Figures from the ONS yesterday (15 February), revealed that inflation fell to 10.1% in January, from its high of 11.1% last October.

There was also a slight slowdown in price rises at restaurants and cafés, however Kate Nicholls, chief executive, UKHospitality put the drop in the cost of visiting venues in January down to “venues squeezing every drop out of their margins in a bid to attract custom, in order to stay afloat after a Christmas hit by rail strikes and amid the annual New Year drop in consumer spend”.

“The cost of energy alone is enough to keep much of the sector teetering at the cliff edge. The substantial reduction in energy support in April, as well as continued labour shortages, will increase the sector’s vulnerability, constrain growth and likely add to further price rises.”
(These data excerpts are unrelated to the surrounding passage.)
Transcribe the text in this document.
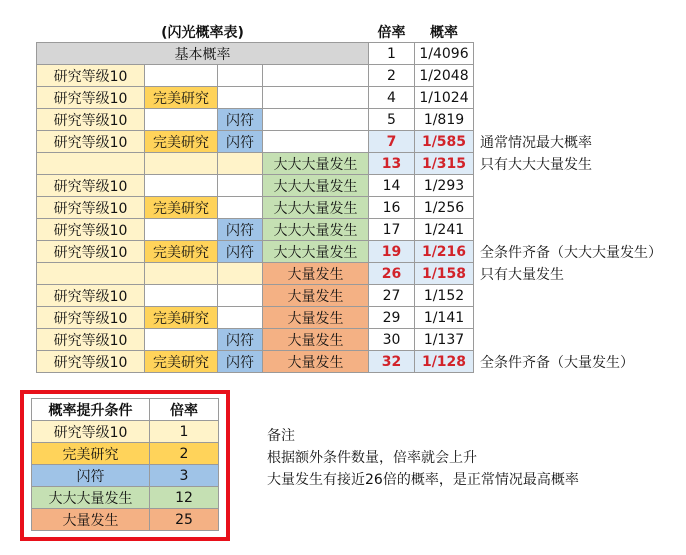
(闪光概率表)				倍率	概率	
基本概率				1	1/4096	
研究等级10				2	1/2048	
研究等级10	完美研究			4	1/1024	
研究等级10		闪符		5	1/819	
研究等级10	完美研究	闪符		7	1/585	通常情况最大概率
			大大大量发生	13	1/315	只有大大大量发生
研究等级10			大大大量发生	14	1/293	
研究等级10	完美研究		大大大量发生	16	1/256	
研究等级10		闪符	大大大量发生	17	1/241	
研究等级10	完美研究	闪符	大大大量发生	19	1/216	全条件齐备（大大大量发生）
			大量发生	26	1/158	只有大量发生
研究等级10			大量发生	27	1/152	
研究等级10	完美研究		大量发生	29	1/141	
研究等级10		闪符	大量发生	30	1/137	
研究等级10	完美研究	闪符	大量发生	32	1/128	全条件齐备（大量发生）
概率提升条件	倍率
研究等级10	1
完美研究	2
闪符	3
大大大量发生	12
大量发生	25
备注
根据额外条件数量，倍率就会上升
大量发生有接近26倍的概率，是正常情况最高概率
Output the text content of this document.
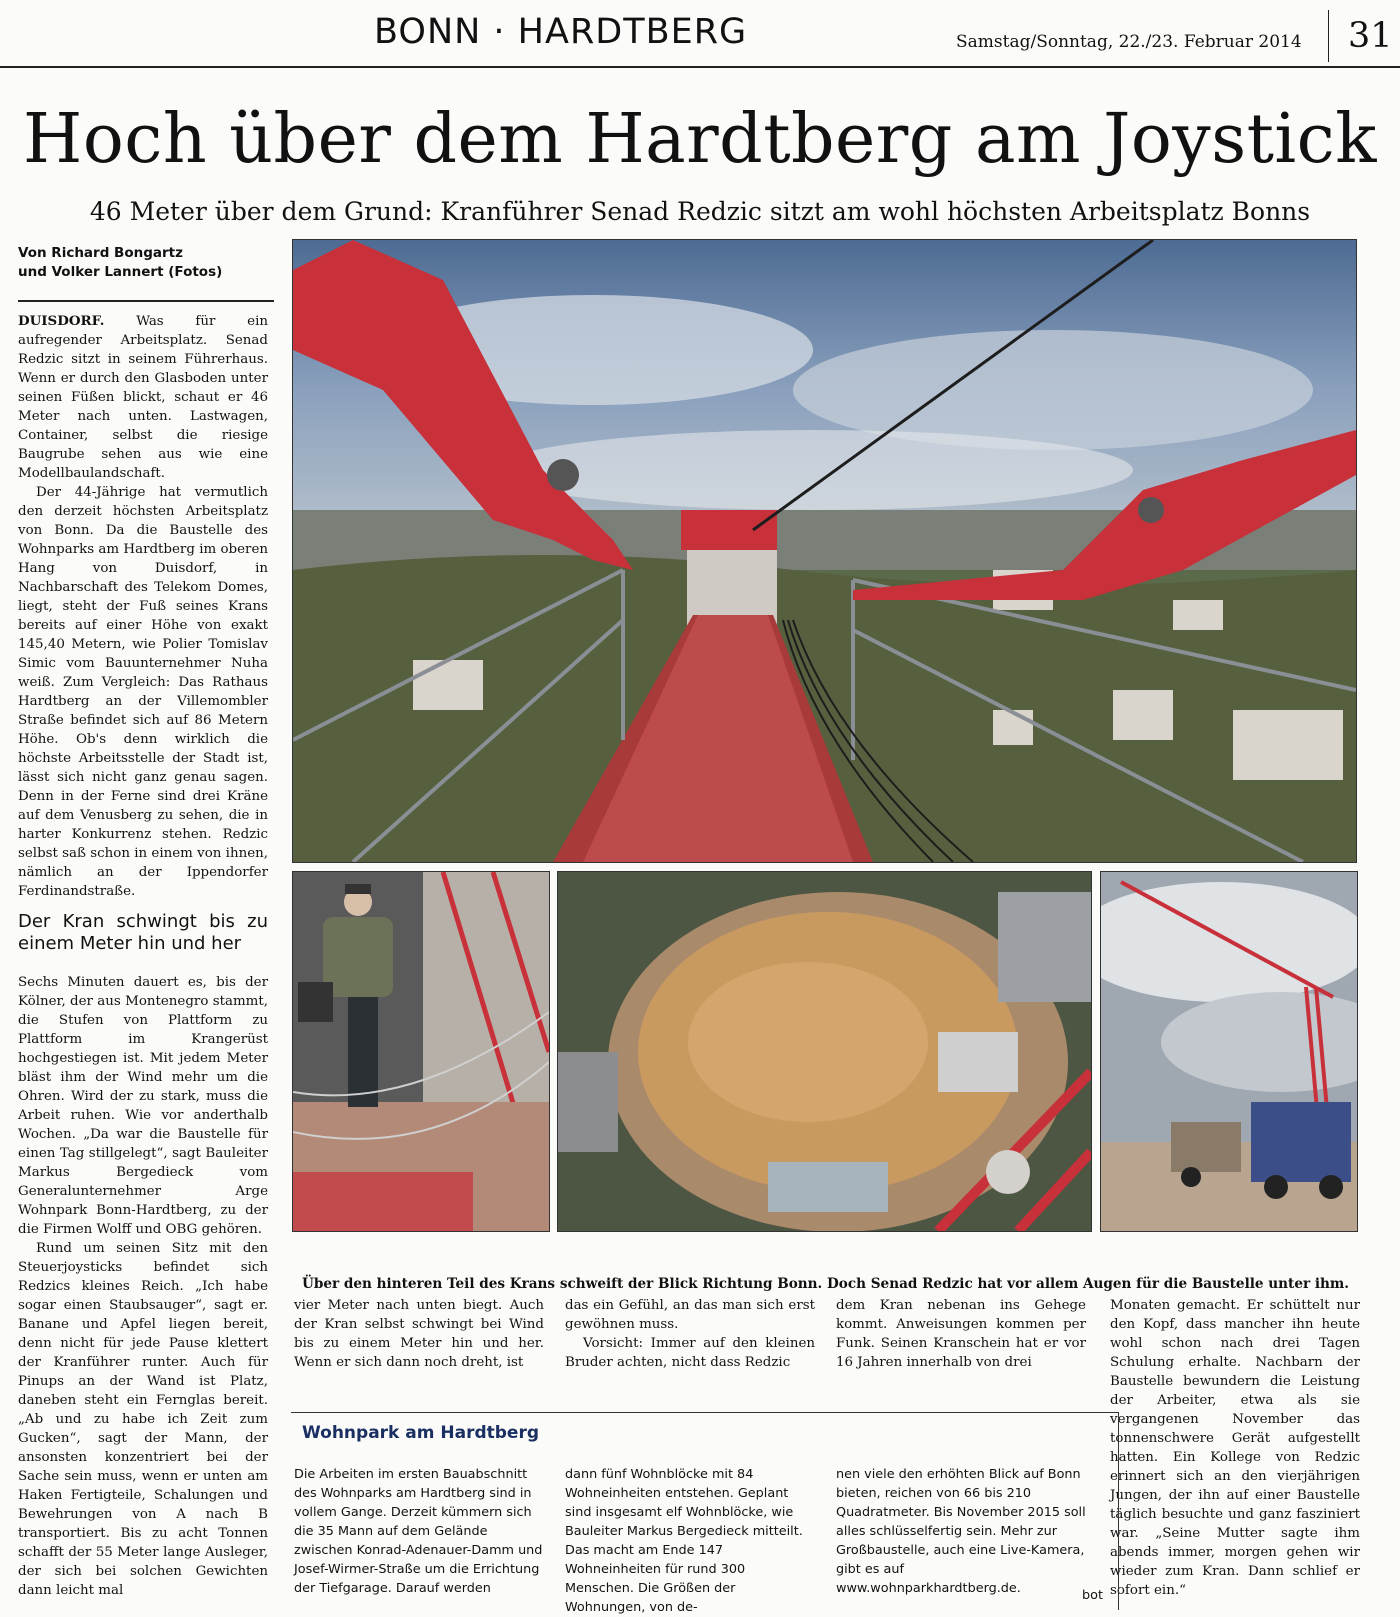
BONN · HARDTBERG	Samstag/Sonntag, 22./23. Februar 2014 31
Hoch über dem Hardtberg am Joystick
46 Meter über dem Grund: Kranführer Senad Redzic sitzt am wohl höchsten Arbeitsplatz Bonns
Von Richard Bongartz
und Volker Lannert (Fotos)

DUISDORF. Was für ein aufregender Arbeitsplatz. Senad Redzic sitzt in seinem Führerhaus. Wenn er durch den Glasboden unter seinen Füßen blickt, schaut er 46 Meter nach unten. Lastwagen, Container, selbst die riesige Baugrube sehen aus wie eine Modellbaulandschaft.

Der 44-Jährige hat vermutlich den derzeit höchsten Arbeitsplatz von Bonn. Da die Baustelle des Wohnparks am Hardtberg im oberen Hang von Duisdorf, in Nachbarschaft des Telekom Domes, liegt, steht der Fuß seines Krans bereits auf einer Höhe von exakt 145,40 Metern, wie Polier Tomislav Simic vom Bauunternehmer Nuha weiß. Zum Vergleich: Das Rathaus Hardtberg an der Villemombler Straße befindet sich auf 86 Metern Höhe. Ob's denn wirklich die höchste Arbeitsstelle der Stadt ist, lässt sich nicht ganz genau sagen. Denn in der Ferne sind drei Kräne auf dem Venusberg zu sehen, die in harter Konkurrenz stehen. Redzic selbst saß schon in einem von ihnen, nämlich an der Ippendorfer Ferdinandstraße.

Der Kran schwingt bis zu einem Meter hin und her

Sechs Minuten dauert es, bis der Kölner, der aus Montenegro stammt, die Stufen von Plattform zu Plattform im Krangerüst hochgestiegen ist. Mit jedem Meter bläst ihm der Wind mehr um die Ohren. Wird der zu stark, muss die Arbeit ruhen. Wie vor anderthalb Wochen. „Da war die Baustelle für einen Tag stillgelegt“, sagt Bauleiter Markus Bergedieck vom Generalunternehmer Arge Wohnpark Bonn-Hardtberg, zu der die Firmen Wolff und OBG gehören.

Rund um seinen Sitz mit den Steuerjoysticks befindet sich Redzics kleines Reich. „Ich habe sogar einen Staubsauger“, sagt er. Banane und Apfel liegen bereit, denn nicht für jede Pause klettert der Kranführer runter. Auch für Pinups an der Wand ist Platz, daneben steht ein Fernglas bereit. „Ab und zu habe ich Zeit zum Gucken“, sagt der Mann, der ansonsten konzentriert bei der Sache sein muss, wenn er unten am Haken Fertigteile, Schalungen und Bewehrungen von A nach B transportiert. Bis zu acht Tonnen schafft der 55 Meter lange Ausleger, der sich bei solchen Gewichten dann leicht mal

Über den hinteren Teil des Krans schweift der Blick Richtung Bonn. Doch Senad Redzic hat vor allem Augen für die Baustelle unter ihm.

vier Meter nach unten biegt. Auch der Kran selbst schwingt bei Wind bis zu einem Meter hin und her. Wenn er sich dann noch dreht, ist

das ein Gefühl, an das man sich erst gewöhnen muss.

Vorsicht: Immer auf den kleinen Bruder achten, nicht dass Redzic

dem Kran nebenan ins Gehege kommt. Anweisungen kommen per Funk. Seinen Kranschein hat er vor 16 Jahren innerhalb von drei

Monaten gemacht. Er schüttelt nur den Kopf, dass mancher ihn heute wohl schon nach drei Tagen Schulung erhalte. Nachbarn der Baustelle bewundern die Leistung der Arbeiter, etwa als sie vergangenen November das tonnenschwere Gerät aufgestellt hatten. Ein Kollege von Redzic erinnert sich an den vierjährigen Jungen, der ihn auf einer Baustelle täglich besuchte und ganz fasziniert war. „Seine Mutter sagte ihm abends immer, morgen gehen wir wieder zum Kran. Dann schlief er sofort ein.“

Wohnpark am Hardtberg

Die Arbeiten im ersten Bauabschnitt des Wohnparks am Hardtberg sind in vollem Gange. Derzeit kümmern sich die 35 Mann auf dem Gelände zwischen Konrad-Adenauer-Damm und Josef-Wirmer-Straße um die Errichtung der Tiefgarage. Darauf werden

dann fünf Wohnblöcke mit 84 Wohneinheiten entstehen. Geplant sind insgesamt elf Wohnblöcke, wie Bauleiter Markus Bergedieck mitteilt. Das macht am Ende 147 Wohneinheiten für rund 300 Menschen. Die Größen der Wohnungen, von de-

nen viele den erhöhten Blick auf Bonn bieten, reichen von 66 bis 210 Quadratmeter. Bis November 2015 soll alles schlüsselfertig sein. Mehr zur Großbaustelle, auch eine Live-Kamera, gibt es auf www.wohnparkhardtberg.de.	bot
The trade body is calling on Chancellor Jeremy Hunt to take action in the spring Budget next month to tackle the root causes of inflation in hospitality, allowing the sector to help reduce inflation.

The largest downward contribution to the change in the Consumer Prices Index between December 2022 - when it was 10.5% - and January 2023, came from transport, restaurants and hotels, with rising prices in alcoholic beverages and tobacco making the largest partially offsetting upward contribution to the change, according to the ONS. 

Inflation in restaurants and hotels was 10.8% in January 2023, down from 11.4% in December 2022.

CPI inflation rates for the restaurant and hotel sector found inflation had fallen from 11.3% in December 2022 to 10.8% in January 2023.